The benefits these programmes can offer have already been experienced by a number of our clients that include NHS Trusts and Borough Councils as well as many commercially focussed businesses.”
This e-mail is a testimony to why so much of the money that the government spends trying to encourage training and build a skilled workforce is wasted. Acua, it seems, are willing to ‘draw down’ some of their ‘substantial funding’ to provide my (entirely private sector) business with taxpayers’ money for programmes that we’re willing, able and, indeed, have already chosen to provide without public subsidy. Effectively, all they would be doing is giving us money to do what we’re already doing.
What possible benefit would there be for taxpayers in taking over the funding of our training? The answer of course, is none. To use a common buzzword about analysis of this sort, there is no 'additionality' here. However, by hijacking our privately run courses with public cash, Acua and Coventry University would be able to stake certain claims about the effectiveness of their work and their success in “organisational transformation through talent development”.

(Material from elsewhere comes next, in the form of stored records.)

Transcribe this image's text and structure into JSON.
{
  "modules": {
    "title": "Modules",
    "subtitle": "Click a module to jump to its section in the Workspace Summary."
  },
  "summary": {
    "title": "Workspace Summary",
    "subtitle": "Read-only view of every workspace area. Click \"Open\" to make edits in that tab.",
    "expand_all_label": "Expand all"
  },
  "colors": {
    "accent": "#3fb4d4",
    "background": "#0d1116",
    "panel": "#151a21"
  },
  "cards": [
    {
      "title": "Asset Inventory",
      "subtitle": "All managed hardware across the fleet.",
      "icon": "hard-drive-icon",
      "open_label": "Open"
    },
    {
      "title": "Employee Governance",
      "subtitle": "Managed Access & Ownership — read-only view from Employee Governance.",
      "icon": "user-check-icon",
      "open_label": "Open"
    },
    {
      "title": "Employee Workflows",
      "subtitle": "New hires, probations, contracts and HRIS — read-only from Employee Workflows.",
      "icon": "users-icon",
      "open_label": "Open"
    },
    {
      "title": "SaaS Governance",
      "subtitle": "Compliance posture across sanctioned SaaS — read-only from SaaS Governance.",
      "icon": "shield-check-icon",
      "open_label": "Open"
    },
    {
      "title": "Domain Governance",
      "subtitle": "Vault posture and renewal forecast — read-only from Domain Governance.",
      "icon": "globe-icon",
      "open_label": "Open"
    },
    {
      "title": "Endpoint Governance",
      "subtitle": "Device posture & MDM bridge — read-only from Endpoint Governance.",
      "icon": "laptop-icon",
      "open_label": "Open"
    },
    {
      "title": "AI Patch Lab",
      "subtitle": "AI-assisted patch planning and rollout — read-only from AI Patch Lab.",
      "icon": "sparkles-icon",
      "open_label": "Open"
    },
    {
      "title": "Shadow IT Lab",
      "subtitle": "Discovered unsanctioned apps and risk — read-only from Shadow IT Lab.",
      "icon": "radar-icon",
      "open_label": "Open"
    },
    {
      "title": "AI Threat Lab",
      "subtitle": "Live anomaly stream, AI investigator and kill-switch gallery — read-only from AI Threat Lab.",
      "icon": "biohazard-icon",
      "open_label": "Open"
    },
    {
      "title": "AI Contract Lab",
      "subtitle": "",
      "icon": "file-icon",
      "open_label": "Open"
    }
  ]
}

What’s happening here should set alarm bells ringing. Not only is this profligate, it’s duplicitous. Acua and other organisations doing the same thing throughout the country are using public money (and significant amounts by the sounds of it) to identify successful programmes and effectively buy them up, allowing them to take the credit for developing businesses and – ultimately – to promote themselves at a time when politicians are looking to cut spending. This is very similar to the case where Remploy was exposed trying to bribe disabled people to report that they had found work thanks to that quango's efforts, which TPA Research Fellow Mike Denham reported in June 2008.
From the outside it looks as though Acua are paying companies to run courses they otherwise couldn't have afforded, and helping to improve workforce skills. But in reality they are buying into the successful and independent work of private companies to pass it off as the results of their own efforts.
This is a serious and indefensible waste of taxpayers' money and shows how dubious many claims for the success of government programs can be.